To get divorced in Florida you must meet two requirements. First you must be a resident of Florida for six months before you can file for divorce. This can be proven by a driver’s license or testimony. Second your marriage must be irretrievably broken. To prove your marriage is broken all you must do is claim it is broken; No other facts are necessary.
A divorce begins when a Petition for Dissolution of Marriage is filed with the Clerk of Court. When you give the clerk your petition you must pay a filing fee. As of August 1, 2014 the filing fee in Brevard Country is $409. Once the divorce is filed the clerk will issue you a Summons. The summons and petition must then be served on the other spouse. You can use the Sherriff’s Office for service or hire a private person to serve the documents.

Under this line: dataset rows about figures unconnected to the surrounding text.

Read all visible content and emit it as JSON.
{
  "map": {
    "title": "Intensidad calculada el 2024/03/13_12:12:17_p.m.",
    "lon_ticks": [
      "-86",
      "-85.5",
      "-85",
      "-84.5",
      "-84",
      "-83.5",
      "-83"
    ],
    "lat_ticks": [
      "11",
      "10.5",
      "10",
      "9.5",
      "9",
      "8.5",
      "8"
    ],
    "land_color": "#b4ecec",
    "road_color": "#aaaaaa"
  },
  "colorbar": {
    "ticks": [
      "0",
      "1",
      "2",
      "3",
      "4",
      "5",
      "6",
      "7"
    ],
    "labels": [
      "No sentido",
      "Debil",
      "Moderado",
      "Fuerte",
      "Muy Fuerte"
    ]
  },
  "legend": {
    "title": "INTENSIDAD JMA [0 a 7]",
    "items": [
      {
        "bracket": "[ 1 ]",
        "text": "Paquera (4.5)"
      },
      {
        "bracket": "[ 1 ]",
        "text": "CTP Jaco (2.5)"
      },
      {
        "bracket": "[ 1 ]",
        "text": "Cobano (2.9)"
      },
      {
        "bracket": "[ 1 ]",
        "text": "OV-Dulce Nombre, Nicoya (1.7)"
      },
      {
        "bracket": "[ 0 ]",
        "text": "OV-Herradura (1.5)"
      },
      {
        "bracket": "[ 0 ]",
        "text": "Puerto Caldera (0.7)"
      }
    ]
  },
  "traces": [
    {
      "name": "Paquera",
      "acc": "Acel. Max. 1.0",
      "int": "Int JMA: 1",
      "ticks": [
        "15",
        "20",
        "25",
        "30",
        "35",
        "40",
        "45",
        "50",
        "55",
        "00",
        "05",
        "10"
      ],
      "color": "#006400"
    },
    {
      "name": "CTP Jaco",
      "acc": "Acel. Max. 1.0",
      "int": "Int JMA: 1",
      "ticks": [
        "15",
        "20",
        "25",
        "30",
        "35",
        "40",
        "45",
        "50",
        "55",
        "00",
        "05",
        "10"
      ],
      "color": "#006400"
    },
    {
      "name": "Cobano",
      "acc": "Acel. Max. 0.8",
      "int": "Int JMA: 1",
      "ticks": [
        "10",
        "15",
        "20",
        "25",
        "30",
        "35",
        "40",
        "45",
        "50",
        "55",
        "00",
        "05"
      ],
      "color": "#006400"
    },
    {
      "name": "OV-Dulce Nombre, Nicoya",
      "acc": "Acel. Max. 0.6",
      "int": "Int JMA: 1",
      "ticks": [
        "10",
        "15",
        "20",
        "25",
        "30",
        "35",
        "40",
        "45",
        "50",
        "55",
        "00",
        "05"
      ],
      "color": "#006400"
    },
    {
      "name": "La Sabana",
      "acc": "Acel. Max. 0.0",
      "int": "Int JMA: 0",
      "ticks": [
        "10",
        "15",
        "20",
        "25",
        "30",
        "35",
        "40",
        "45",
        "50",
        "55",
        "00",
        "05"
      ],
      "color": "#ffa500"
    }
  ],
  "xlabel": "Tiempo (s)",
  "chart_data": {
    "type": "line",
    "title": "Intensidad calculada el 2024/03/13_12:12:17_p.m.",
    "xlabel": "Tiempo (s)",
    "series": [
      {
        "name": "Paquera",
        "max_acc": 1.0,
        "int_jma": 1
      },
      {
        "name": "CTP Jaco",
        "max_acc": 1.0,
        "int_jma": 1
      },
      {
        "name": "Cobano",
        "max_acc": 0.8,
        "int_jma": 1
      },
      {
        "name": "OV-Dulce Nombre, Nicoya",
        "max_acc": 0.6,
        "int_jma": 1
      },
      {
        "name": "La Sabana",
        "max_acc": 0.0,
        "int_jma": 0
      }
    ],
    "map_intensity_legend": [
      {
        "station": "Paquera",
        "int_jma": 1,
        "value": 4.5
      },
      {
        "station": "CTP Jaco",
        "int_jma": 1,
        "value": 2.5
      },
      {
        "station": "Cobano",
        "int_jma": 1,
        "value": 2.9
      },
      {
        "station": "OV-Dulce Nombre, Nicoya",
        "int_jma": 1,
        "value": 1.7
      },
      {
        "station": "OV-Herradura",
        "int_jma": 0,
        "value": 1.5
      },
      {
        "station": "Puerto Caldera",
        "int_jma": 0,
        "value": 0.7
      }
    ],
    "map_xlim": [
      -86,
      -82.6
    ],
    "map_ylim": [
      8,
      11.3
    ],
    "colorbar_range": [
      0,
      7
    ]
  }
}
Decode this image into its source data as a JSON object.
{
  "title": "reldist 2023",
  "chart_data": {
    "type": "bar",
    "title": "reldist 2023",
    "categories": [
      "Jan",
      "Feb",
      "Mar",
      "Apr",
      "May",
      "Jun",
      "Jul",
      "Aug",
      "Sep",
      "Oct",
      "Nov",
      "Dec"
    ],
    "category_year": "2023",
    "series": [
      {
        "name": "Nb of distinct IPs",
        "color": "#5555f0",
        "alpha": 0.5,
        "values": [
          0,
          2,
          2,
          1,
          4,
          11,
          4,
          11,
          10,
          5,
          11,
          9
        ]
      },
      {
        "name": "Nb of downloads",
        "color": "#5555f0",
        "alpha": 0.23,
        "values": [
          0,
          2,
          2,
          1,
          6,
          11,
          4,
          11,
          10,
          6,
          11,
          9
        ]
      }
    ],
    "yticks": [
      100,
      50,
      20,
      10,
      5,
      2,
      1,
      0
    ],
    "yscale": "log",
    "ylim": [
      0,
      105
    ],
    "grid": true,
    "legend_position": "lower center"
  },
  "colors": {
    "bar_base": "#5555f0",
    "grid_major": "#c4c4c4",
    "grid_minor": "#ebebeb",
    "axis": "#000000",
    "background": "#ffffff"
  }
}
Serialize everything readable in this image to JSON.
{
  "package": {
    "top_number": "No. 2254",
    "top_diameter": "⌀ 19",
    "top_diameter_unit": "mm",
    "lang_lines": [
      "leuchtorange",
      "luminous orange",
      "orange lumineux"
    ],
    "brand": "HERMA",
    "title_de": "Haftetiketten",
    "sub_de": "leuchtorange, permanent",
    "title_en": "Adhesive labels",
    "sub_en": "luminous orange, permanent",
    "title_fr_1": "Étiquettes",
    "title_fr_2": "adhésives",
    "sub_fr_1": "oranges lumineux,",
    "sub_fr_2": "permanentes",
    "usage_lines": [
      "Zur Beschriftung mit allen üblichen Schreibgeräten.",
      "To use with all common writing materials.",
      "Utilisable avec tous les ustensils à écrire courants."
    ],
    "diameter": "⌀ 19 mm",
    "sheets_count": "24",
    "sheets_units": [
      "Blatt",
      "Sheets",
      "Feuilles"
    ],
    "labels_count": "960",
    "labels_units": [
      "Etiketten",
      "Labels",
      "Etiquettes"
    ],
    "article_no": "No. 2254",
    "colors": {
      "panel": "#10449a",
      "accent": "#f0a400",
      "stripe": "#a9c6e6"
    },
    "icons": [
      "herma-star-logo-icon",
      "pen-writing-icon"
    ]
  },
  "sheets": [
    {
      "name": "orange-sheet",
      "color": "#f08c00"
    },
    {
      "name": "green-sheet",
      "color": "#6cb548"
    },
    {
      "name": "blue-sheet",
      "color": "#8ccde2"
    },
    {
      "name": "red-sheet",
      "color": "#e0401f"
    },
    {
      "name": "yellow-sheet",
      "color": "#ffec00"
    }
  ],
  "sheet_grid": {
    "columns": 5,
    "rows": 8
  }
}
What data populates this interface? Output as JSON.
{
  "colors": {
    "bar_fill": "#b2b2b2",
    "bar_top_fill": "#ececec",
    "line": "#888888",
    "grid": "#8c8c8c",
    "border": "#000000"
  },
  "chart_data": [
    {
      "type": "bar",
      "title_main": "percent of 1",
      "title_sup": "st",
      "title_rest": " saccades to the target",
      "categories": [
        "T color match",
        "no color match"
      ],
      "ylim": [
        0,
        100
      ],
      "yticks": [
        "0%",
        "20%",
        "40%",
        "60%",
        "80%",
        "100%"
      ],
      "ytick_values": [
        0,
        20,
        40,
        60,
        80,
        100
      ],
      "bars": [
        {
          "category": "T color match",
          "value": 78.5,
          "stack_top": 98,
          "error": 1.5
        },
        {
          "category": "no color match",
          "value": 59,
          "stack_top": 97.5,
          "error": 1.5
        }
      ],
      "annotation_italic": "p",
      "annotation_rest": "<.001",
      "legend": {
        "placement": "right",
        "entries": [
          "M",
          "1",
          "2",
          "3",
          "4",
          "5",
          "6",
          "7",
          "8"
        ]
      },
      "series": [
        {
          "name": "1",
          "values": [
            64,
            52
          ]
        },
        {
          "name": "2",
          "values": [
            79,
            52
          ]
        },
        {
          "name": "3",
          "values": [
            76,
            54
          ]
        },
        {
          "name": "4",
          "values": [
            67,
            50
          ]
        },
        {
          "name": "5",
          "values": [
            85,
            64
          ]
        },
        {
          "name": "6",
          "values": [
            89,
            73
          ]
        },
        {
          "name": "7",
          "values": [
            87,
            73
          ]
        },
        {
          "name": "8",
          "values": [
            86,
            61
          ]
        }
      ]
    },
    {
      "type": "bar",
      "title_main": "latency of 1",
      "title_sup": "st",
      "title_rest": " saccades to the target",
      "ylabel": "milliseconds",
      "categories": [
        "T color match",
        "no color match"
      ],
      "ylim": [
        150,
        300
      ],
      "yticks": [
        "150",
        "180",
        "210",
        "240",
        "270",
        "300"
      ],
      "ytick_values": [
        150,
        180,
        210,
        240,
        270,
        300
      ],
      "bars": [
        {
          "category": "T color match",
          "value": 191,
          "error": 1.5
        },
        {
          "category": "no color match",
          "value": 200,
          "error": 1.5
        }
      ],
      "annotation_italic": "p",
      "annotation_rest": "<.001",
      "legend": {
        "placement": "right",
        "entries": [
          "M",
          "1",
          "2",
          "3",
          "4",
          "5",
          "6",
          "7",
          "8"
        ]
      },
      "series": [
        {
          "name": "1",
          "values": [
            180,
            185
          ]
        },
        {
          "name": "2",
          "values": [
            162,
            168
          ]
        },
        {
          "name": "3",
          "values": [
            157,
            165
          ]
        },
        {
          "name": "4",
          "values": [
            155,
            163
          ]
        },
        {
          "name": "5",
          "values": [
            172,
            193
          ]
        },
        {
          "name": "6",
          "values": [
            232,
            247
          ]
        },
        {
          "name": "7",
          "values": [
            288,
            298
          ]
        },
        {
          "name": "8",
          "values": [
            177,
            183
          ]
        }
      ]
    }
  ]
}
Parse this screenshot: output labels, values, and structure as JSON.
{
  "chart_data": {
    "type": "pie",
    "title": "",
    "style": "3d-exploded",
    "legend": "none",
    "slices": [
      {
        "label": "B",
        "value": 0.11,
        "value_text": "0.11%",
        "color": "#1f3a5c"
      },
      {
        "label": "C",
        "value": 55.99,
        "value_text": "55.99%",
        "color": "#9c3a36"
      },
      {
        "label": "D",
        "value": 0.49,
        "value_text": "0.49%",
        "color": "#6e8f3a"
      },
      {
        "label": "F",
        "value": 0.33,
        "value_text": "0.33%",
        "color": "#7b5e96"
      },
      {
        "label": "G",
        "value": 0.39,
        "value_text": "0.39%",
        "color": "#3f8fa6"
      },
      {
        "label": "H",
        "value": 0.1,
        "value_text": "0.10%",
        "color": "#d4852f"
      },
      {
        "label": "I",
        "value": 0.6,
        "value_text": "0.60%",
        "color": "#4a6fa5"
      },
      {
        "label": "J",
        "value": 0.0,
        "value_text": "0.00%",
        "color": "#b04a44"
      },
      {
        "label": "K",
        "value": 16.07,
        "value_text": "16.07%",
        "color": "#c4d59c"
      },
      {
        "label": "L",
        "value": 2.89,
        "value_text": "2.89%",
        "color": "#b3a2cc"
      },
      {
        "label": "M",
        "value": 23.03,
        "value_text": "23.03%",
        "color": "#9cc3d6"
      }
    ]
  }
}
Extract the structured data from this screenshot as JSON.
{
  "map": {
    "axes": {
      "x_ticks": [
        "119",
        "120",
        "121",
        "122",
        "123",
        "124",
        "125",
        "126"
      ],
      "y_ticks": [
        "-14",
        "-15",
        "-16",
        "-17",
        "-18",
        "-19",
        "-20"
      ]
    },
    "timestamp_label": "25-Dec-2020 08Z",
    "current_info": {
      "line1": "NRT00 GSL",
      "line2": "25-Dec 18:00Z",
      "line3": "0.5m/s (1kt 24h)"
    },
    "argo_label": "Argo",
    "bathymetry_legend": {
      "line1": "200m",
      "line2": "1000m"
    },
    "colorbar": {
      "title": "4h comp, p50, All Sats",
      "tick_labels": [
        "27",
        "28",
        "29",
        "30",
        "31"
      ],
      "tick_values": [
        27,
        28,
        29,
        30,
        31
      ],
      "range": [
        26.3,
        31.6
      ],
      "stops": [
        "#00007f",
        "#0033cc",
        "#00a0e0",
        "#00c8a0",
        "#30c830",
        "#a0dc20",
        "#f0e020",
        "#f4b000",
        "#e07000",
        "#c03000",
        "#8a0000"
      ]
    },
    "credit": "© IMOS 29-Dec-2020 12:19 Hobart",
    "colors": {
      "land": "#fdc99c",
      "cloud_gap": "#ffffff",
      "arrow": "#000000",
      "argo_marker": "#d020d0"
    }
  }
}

When a spouse is served in a divorce case they have 20 days to file an Answer to the petition. Failure to Answer within the 20 days can severely impact your rights in the divorce.
Mario, Gunde, Peters, Rhoden & Kelley, LLC has been helping people with their divorce issues since 1976. Divorces involve more than just the hard law and cold facts. We know a divorce can be an intensely personal and traumatic experience. You may be feeling hurt, anger, dismay, or many other emotions. Just talking through your problems and learning your options can ease your mind. To speak to an experienced attorney call (321) 631-0506. Attorneys are available 24/7.
No-Fault Divorce
Florida divorce law is not designed to punish the “guilty” and reward the “innocent”. It’s called “no-fault” divorce for a reason — neither party is going to be held accountable for why the marriage failed. There are no grounds such as adultery, abandonment or mental cruelty that have to be proven. All you need to show is that the marriage is “irretrievably broken” – legal language meaning, “I just don’t want to be married anymore”. Some people call this no-fault system “divorce on demand”. However, fault may be considered by the court under special circumstances arising in the determination of children’s issues and the award of alimony.
If your spouse opposes a divorce, under the no-fault system, they can’t prevent you from getting one. So the threat, “I’ll never give you a divorce”, means nothing. If children are involved, the court may, but very rarely does, order the parties into marriage counseling for up to three months. This may slow the process down, but your spouse cannot stop it.
Simplified Divorce
If you are looking for a fast, easy divorce or you want to protect your financial privacy, a Simplified Dissolution of Marriage (also called a Simplified Divorce) is the answer. Your divorce can be cheap because you and your spouse agree on how to dive your debts and assets. You do not have to disclose your financial information to the Court or general public if you use the Simplified procedure.
Uncontested versus Contested Divorce
An uncontested divorce is one where the parties agree on everything: time sharing between the parents and children; how much child support is going to be paid; what is going to be done with the marital home; who will pay what debts; and so on. If all these serious issues are not clearly nailed down, you do not have an uncontested divorce. Leaving even one issue unresolved can create many problems, the sorts of problems that can cause an easy case to suddenly ignite. You and your spouse must arrive at an agreement that resolves all your issues and is perfectly clear as to all your rights to have an uncontested divorce. If the parties cannot agree on all of the issues then the divorce is contested. A judge will decide the issues that the parties cannot settle. Each side will be able to present testimony and other evidence to the Judge. You will usually only get one chance to convince the Judge to see things your way. You better be well prepared. Once a Judge rules it is very hard to get the decision changed. Call our office for a no-charge consultation with an experienced attorney (321) 631-0506.
Equitable Distribution of Property
Florida is called an “equitable distribution” state. Simply put, this means that when dividing property, the division should be fair. There is a presumption that an equal division is the starting point. Remember, Florida divorce is not designed to create a “winner or loser” situation where one party makes off with the lion’s share of the assets.
In making an equitable distribution a court will first separate the husband and wife’s non-marital assets and non-martial debts. Non-martial assets can include a home or car that a party owned before the marriage or inheritance assets even if they were acquired during the marriage. Non-marital debt can include preexisting loans or money owed for property or services.
After setting aside non-marital property the court will divide the marital property. While the presumption is the division will be equal, there are reasons a court could consider making an unequal distribution. For example if one spouse works hard and makes the income for the family and cares for the children while the other spouse spends their time drinking and gambling, a court could very well make an unequal distribution. If a spouse out of spite destroyed a marital house or car the court would almost certainly make an unequal distribution.